Change out programs mainly focus on towns, valleys or regions with excessive wood smoke, but some are state wide, even though wood smoke may not be an equally bad problem in all parts of the state. Change outs are more in the public spotlight as of the spring of 2014, as industry fights against stricter regulations on new stoves, saying that old stoves are the main culprit and can be addressed through change out programs.

Funding usually comes from the state, an air quality district or a supplemental environmental project (SEP), where a company who has violated the Clean Air Act agrees to fund a project as part of a settlement of an enforcement action. In return, EPA agrees to reduce the monetary penalty that would otherwise apply. Industry groups like HPBA (Hearth, Patio, and Barbeque Association) and wood stove retailers are often crucial partners.

Why are change-outs important for wood stoves?
Unlike cars, refrigerators and virtually every other appliance, wood stoves can last so long that they can remain in use for 30 50 years. As a result, most wood stoves are still not EPA certified, a program that started in 1990. Pollution from older stoves, or from incorrectly used new stoves, is a serious health concern, and one of the best ways to get them out of circulation is a change-out program.

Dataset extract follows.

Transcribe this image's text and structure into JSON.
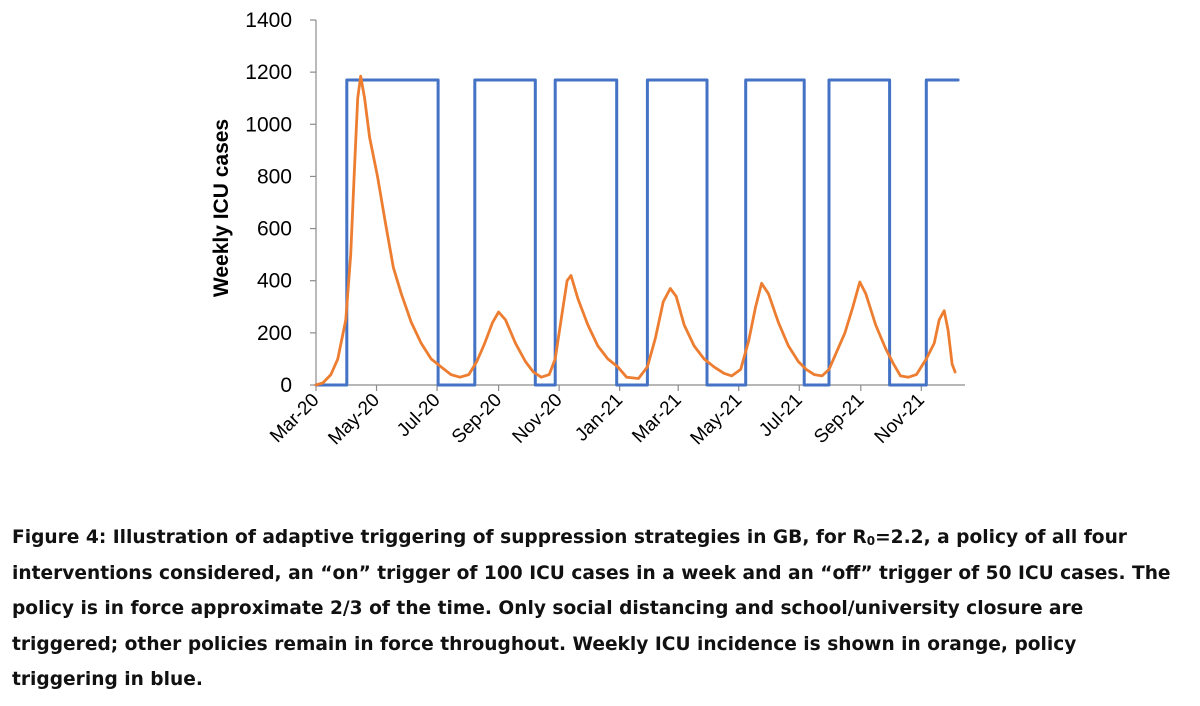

The Alliance for Green Heat developed best practices for change out programs to maximize their effectiveness.

How effective are change outs?
It depends. Even the success of the landmark Libby change out is still being debated, but there is no question that one reason it worked as well as it did because it was not a voluntary program. Every household had to participate, or stop using their stove. This is rare, but effective. Vermont adopted this strategy with outdoor wood boilers.

The Alliance for Green Heat believes that many wood stove change out programs have not taken a holistic approach and as a result, air quality improvements have been undermined. We believe that towns or counties in areas with air quality non-attainment problems should first ban the installation of non-certified wood stoves after a change out program. While this is being done in Libby it has not been done in most cases. The Alliance for Green Heat has urged the EPA to use their leverage in directing SEP funds to towns or counties that have demonstrated a level of commitment, such as banning the installation of new exempt wood stoves, old, second hand uncertified wood stoves and/or unregulated outdoor wood boilers.

Another growing trend are buy-back programs, where cash is offered to retire a wood stove, without necessarily buying another one. Also, change out programs can be sponsored by stove manufacturers or retailers during the slow seasons to boost their sales, while reducing their profit margin.